- 1963 theatrical poster
- Directed by: Paul Wendkos
- Written by: Ruth Brooks Flippen Katherine Albert Dale Eunson
- Produced by: Jerry Bresler
- Starring: Cindy Carol James Darren
- Cinematography: Enzo Barboni Robert Bronner
- Edited by: William A. Lyon
- Music by: John Williams
- Production company: Columbia Pictures
- Distributed by: Columbia Pictures
- Release date: July 31, 1963 (Pittsburgh);
- Running time: 104 minutes
- Country: United States
- Language: English
- Box office: $2,000,000 (US/ Canada rentals)

= Gidget Goes to Rome =

1963 film by Paul Wendkos

Gidget Goes to Rome is a 1963 American romantic comedy film produced by Columbia Pictures in Eastmancolor starring Cindy Carol as the archetypal high school teen surfer girl originally portrayed by Sandra Dee in the 1959 film Gidget. The film is the third of three Gidget films directed by Paul Wendkos and expands upon Gidget's romance with boyfriend Moondoggie. The screenplay was written by Ruth Brooks Flippen based on characters created by Frederick Kohner. Veterans of previous Gidget films making appearances include James Darren as "Moondoggie", Joby Baker, and Jean "Jeff" Donnell as Gidget's mom, Mrs. Lawrence.

==Plot==
College-bound Gidget (Cindy Carol) is vacationing in Rome for the summer with faithful boyfriend Jeff, aka Moondoggie (James Darren) and their friends. Chaperoning the pair is Aunt Albertina (Jessie Royce Landis). However, Gidget's father Russell, worried about his daughter being abroad, asks an old friend of his, named Paolo Cellini, to keep an eye on Gidget to see that she stays out of trouble. Complications set in when Gidget begins to fall for the much older Paolo.

==Production notes==
The film was shot on location in Rome, Italy, with some scenes filmed on Italian beaches. In a parody of La Dolce Vita, Gidget attends a high society party and goes into the Trevi Fountain.

With Deborah Walley pregnant at the time of filming, Cindy Carol, who had previously acted under the name Carol Sydes, took over the Gidget role and was signed to a Columbia Pictures contract.

==Reception==
Bosley Crowther noted in the New York Times of 12 September 1963:When Gidget, played with the proper pout and correct ingenuousness by Cindy Caroll [sic], arrives in Rome with her group of happy friends, she is bound to fall in love with a married and handsome Italian magazine writer, enjoy such exotic delicacies as fettucini and chicken cacciatore, and experience the thrill of attending a 'Dolce Vita' cocktail party.

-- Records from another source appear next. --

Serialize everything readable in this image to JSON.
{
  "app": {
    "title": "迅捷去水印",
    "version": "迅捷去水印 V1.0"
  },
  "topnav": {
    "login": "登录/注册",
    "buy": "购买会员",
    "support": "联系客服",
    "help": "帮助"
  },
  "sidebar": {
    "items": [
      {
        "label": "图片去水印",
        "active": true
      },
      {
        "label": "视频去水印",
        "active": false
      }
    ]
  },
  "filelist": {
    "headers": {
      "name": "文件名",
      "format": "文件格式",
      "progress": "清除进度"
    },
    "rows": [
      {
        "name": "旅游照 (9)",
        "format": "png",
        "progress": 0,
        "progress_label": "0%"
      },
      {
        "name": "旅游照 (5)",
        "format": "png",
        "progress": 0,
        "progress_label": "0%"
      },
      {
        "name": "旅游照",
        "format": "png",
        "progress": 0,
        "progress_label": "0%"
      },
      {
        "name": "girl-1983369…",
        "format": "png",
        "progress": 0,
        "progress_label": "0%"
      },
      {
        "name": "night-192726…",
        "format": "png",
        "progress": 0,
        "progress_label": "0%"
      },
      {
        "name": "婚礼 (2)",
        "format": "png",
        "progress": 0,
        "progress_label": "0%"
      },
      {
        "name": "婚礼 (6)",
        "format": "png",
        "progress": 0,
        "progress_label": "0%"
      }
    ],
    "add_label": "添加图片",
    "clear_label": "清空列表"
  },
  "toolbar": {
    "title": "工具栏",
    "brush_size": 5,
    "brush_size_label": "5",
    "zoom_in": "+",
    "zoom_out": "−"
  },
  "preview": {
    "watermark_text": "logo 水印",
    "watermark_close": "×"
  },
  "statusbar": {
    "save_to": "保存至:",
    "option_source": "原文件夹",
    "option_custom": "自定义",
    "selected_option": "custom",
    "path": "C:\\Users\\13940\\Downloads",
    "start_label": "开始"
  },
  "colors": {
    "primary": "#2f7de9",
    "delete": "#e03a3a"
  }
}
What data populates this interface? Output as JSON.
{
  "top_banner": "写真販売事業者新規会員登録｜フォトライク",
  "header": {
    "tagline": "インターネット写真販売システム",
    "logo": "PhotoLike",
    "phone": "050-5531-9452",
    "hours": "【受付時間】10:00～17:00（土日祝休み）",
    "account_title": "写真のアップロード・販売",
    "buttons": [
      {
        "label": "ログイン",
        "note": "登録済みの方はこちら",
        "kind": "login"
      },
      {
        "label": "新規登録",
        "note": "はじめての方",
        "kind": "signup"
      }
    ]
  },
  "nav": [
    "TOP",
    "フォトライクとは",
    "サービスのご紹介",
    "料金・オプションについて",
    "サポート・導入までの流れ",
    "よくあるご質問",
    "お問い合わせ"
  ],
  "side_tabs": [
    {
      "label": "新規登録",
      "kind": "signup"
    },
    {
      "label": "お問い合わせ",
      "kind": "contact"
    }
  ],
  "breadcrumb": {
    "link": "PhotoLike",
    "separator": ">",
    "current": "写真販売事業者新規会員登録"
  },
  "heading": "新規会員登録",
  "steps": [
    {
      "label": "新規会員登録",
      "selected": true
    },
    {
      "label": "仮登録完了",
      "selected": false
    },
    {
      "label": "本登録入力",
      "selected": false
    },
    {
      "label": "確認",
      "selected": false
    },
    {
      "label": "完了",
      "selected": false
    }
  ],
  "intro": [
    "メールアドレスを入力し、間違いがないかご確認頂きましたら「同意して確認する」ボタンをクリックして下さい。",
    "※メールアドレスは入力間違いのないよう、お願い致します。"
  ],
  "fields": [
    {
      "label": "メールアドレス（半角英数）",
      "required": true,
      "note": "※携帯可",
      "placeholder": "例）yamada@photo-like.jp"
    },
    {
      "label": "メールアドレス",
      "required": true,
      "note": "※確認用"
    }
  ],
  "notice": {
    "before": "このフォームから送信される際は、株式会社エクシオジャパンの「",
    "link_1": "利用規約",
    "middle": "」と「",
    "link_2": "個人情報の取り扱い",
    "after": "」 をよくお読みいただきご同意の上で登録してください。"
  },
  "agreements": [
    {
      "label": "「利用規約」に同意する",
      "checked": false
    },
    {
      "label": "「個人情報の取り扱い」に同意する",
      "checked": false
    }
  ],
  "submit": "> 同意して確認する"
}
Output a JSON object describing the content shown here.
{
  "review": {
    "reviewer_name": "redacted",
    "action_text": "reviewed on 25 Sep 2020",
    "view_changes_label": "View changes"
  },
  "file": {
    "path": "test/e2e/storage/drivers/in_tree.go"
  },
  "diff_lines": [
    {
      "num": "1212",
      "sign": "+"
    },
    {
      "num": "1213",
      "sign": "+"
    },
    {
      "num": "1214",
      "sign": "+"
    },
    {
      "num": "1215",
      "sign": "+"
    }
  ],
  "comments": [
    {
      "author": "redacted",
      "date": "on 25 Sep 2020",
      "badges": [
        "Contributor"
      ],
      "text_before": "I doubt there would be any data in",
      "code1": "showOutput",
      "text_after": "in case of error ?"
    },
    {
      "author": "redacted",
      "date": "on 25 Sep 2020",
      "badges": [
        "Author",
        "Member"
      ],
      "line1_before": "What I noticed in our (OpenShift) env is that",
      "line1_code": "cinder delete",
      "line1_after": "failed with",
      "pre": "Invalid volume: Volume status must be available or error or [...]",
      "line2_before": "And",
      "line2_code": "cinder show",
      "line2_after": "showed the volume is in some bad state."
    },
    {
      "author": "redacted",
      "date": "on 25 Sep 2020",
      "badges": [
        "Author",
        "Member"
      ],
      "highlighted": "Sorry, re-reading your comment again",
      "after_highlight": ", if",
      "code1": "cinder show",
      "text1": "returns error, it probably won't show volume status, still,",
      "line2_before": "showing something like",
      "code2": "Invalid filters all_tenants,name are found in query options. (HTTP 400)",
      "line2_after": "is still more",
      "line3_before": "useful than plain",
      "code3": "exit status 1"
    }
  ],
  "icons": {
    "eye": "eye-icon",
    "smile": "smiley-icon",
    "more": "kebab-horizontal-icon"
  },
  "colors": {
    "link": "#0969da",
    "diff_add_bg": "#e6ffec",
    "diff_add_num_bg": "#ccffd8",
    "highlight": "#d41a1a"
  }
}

As one of Gidget's friends explains, it's part of her 'growing up.' Gidget falls out of love in time...and all ends happily. Jeff sums up the entire experience in two immortal sentences: 'I guess everybody falls in love in Rome in the summer time. It's that old devil Italian moon.'"
Filmink argued "James Darren seems bored and resentful and the film is depressing with Moondoggie and Gidget winding up together because they can’t get anyone else."